Cuando le cogí el tranquillo no solo empecé a tener un espacio propio físico, sino también mental. Salir de casa e ir a un sitio en el que me podía mover en soledad me abrió la puerta a una nueva intimidad conmigo misma. Me daba libertad y durante el tiempo que estaba allí era un poco otra, sin tener que mirar por el rabillo del ojo, o bajar a la cocina a ver si la pasta estaba hecha. Eran como dos vidas. Me concentraba en lo que pasaba dentro.

 

Pero a veces sentía que Olga tenía que ser partícipe de ese espacio de alguna forma y de vez en cuando ‘traicionaba’ esa intimidad y pintábamos juntas allí. Entonces notaba que ella también se convertía un poco en otra, más profesional y seria en lo que planeaba.

 

Supongo que el único espacio de trabajo que me pertenece por completo es el que va conmigo.”

 

Ana Patricia Angulo, artista visual
▼León. Mexico

“Siempre quise tener un espacio propio para trabajar. Cuando me animé a emprender el camino de la pintura mi esposo me ayudó a darle nueva vida al cuarto más grande de la casa que en aquel entonces era solo un cuarto extra de visitas. Poco a poco lo he ido ajustando a mi medida y es el espacio donde me siento más a gusto en toda la casa.

Cuando me embaracé supe que tendría que compartir mi lugar, no hay de otra. La casa es pequeña y solo hay 3 cuartos. El que compartimos con la bebe para dormir, otro cuarto que es casi un depósito donde tenemos todo guardado y el espacio para la mesa de los biberones etc y mi estudio. En mi estudio ahora pasamos los 3 la mayor parte del tiempo. Ahí trabajamos, atendemos a nuestra hija, jugamos y pasamos tiempo mi esposo y yo cuando la bebé duerme.

 

Ha sido muy complicado para mi tener que compartir siempre mi espacio pero por otro lado ha sido muy lindo. Cuando hemos logrado estar los 3 en armonía haciendo nuestras actividades y pasando tiempo con la bebe ha sido verdaderamente hermoso y atesoro mucho esos momentos. Ya lo estoy asimilando como una constante. Cuando mi hija esté más grande y reclame su propio lugar tendremos que dar vuelta la casa para reorganizarnos pero siempre será bienvenida en mi estudio para que ella también haga sus cosas y podamos compartir. La verdad que aunque soy muy celosa de mi lugar y mi tiempo quiero que mi nena sienta que lo que hago está a su alcance, que no lo vea como algo que me aleja de ella sino todo lo contrario. ¿Que habrá momentos en que quiera mi soledad? Claro que si, y la buscaré cuando la necesite. Pero estoy dispuesta a sacrificarla un poco para hacer sentir bienvenida siempre a mi familia en mi mundo interior.”

 

Isabel de Olano, ilustradora
▼Madrid, España

Alquilé el estudio junto a una amiga. Me encantaba todo, la luz, el suelo, el ambiente de la calle...y me quedé embarazada.
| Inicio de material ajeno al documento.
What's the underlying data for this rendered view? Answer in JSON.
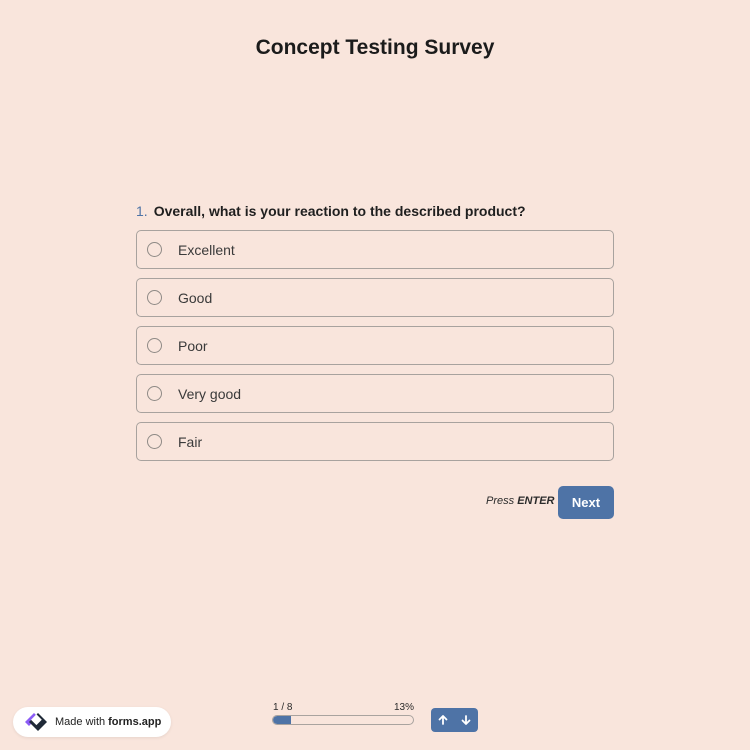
{
  "survey": {
    "title": "Concept Testing Survey"
  },
  "question": {
    "number": "1.",
    "text": "Overall, what is your reaction to the described product?",
    "options": [
      {
        "label": "Excellent"
      },
      {
        "label": "Good"
      },
      {
        "label": "Poor"
      },
      {
        "label": "Very good"
      },
      {
        "label": "Fair"
      }
    ]
  },
  "actions": {
    "press_prefix": "Press",
    "press_key": "ENTER",
    "next_label": "Next"
  },
  "progress": {
    "count": "1 / 8",
    "percent_label": "13%",
    "fraction": 0.13
  },
  "footer": {
    "made_with": "Made with",
    "brand": "forms.app"
  },
  "colors": {
    "background": "#f9e5dc",
    "accent": "#4e73a6"
  },
  "icons": {
    "up": "arrow-up-icon",
    "down": "arrow-down-icon",
    "logo": "forms-app-logo"
  }
}
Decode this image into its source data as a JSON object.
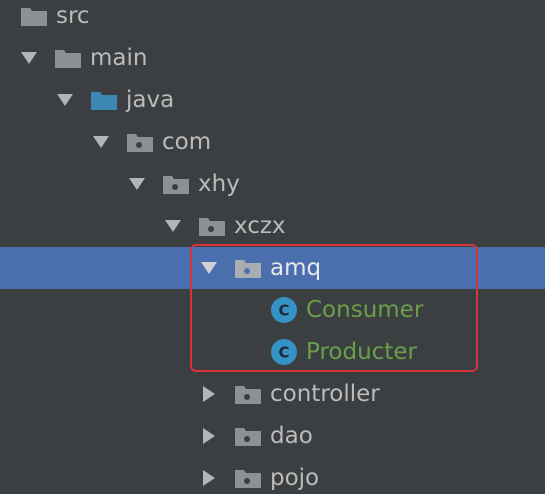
{
  "tree": {
    "nodes": [
      {
        "label": "src",
        "icon": "folder-icon",
        "arrow": "none",
        "selected": false
      },
      {
        "label": "main",
        "icon": "folder-icon",
        "arrow": "expanded",
        "selected": false
      },
      {
        "label": "java",
        "icon": "source-root-folder-icon",
        "arrow": "expanded",
        "selected": false
      },
      {
        "label": "com",
        "icon": "package-icon",
        "arrow": "expanded",
        "selected": false
      },
      {
        "label": "xhy",
        "icon": "package-icon",
        "arrow": "expanded",
        "selected": false
      },
      {
        "label": "xczx",
        "icon": "package-icon",
        "arrow": "expanded",
        "selected": false
      },
      {
        "label": "amq",
        "icon": "package-icon",
        "arrow": "expanded",
        "selected": true
      },
      {
        "label": "Consumer",
        "icon": "java-class-icon",
        "arrow": "none",
        "selected": false
      },
      {
        "label": "Producter",
        "icon": "java-class-icon",
        "arrow": "none",
        "selected": false
      },
      {
        "label": "controller",
        "icon": "package-icon",
        "arrow": "collapsed",
        "selected": false
      },
      {
        "label": "dao",
        "icon": "package-icon",
        "arrow": "collapsed",
        "selected": false
      },
      {
        "label": "pojo",
        "icon": "package-icon",
        "arrow": "collapsed",
        "selected": false
      }
    ],
    "class_icon_letter": "C"
  },
  "colors": {
    "background": "#3c3f41",
    "selection": "#4b6eaf",
    "text": "#bbbbbb",
    "class_text": "#6a9f4a",
    "folder": "#8c9196",
    "source_root_folder": "#3d87b3",
    "class_icon": "#3592c4",
    "highlight_border": "#d9323a"
  }
}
Ese espacio fue mi refugio y salvación. Era mi sitio. Mi mesa, mi pared, mi música, mi tiempo. Cuando el bebé cumplió 7 meses lo llevé a la escuela infantil. Con mucha culpa. Pero el primer día se pasó volando. Había recuperado mi espacio. Y volvía a tener tiempo.
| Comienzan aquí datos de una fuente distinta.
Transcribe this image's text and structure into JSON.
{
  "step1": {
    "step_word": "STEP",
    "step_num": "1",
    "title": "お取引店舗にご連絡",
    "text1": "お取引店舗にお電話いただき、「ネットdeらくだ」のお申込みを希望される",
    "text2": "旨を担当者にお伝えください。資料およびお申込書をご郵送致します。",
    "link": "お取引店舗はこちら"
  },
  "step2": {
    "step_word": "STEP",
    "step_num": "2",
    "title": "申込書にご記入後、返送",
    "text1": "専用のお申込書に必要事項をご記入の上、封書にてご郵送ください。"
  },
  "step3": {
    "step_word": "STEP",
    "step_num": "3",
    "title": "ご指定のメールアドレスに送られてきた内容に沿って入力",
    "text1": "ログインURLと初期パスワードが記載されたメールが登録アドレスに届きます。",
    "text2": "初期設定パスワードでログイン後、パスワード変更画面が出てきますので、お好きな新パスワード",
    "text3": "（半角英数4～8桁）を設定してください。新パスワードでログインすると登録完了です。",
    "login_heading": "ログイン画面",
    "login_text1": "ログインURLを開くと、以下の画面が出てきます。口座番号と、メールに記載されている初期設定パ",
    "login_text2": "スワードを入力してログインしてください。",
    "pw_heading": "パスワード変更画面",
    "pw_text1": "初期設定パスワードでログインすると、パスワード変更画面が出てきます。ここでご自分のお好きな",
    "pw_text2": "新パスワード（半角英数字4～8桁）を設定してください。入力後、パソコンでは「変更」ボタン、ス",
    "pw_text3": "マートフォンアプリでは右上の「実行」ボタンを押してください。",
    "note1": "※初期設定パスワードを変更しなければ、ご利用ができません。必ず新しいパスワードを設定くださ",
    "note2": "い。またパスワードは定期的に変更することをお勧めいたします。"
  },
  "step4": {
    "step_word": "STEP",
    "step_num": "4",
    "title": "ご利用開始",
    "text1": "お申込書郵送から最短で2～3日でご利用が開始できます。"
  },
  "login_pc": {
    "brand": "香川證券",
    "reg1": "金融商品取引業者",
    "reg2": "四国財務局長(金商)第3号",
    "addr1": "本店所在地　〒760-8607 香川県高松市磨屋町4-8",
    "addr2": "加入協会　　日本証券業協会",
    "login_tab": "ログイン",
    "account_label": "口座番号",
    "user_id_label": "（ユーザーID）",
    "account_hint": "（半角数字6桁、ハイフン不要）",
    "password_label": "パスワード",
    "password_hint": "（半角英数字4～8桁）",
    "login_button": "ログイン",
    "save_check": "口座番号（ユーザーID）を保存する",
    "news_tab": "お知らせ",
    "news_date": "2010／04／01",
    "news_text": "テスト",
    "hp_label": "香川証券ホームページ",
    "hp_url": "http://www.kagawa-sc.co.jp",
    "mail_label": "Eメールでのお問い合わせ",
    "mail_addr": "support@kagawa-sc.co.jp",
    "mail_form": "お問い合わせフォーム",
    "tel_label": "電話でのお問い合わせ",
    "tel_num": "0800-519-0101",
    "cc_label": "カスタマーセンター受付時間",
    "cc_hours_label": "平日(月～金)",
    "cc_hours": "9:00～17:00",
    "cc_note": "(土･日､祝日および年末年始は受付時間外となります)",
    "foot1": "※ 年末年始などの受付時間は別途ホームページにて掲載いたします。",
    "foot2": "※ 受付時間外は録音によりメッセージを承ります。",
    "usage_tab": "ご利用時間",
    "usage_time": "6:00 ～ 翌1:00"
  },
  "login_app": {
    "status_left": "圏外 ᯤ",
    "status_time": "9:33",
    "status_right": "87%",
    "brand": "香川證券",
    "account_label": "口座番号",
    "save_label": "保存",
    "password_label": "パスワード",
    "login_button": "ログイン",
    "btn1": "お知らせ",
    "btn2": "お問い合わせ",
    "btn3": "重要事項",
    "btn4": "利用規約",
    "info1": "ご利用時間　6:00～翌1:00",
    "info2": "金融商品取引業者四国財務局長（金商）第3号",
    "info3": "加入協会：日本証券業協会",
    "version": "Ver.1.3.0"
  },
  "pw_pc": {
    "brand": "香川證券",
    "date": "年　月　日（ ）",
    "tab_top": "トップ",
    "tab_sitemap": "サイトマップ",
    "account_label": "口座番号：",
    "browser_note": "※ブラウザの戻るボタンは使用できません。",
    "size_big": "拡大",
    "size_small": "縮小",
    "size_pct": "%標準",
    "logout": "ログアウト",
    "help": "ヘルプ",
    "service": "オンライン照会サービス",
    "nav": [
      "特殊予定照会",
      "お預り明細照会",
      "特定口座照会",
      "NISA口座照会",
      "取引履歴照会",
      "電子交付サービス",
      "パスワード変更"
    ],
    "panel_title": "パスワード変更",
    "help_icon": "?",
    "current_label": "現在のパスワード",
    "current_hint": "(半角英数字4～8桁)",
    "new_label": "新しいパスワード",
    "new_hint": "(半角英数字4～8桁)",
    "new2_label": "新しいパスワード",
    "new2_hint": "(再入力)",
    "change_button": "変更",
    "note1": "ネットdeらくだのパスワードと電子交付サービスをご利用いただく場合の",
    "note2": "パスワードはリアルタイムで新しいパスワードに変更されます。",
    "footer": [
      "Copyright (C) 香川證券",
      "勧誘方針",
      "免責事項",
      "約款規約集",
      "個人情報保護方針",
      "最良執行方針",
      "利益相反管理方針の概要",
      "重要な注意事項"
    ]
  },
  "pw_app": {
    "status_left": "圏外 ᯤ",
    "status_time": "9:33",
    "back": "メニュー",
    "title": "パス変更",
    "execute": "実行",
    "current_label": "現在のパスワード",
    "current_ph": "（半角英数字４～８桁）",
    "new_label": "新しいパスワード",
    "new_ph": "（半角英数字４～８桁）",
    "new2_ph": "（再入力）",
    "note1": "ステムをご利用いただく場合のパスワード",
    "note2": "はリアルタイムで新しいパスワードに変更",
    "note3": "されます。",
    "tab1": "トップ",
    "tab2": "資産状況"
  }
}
En casa dibujo. Pero no es lo mismo. En mi estudio trabajo. Me concentro. Desarrollo las ideas sin interrupciones. Aquí no entran los

niños y no tengo que tener cuidado dónde dejo el cutter o el ipad. Ordenada y exigente en casa, aquí me relajo y me rodeo de mi pequeño caos.

Me encantaría tener una habitación propia. Pero por el momento, quizás la gracia resida en separarlo totalmente.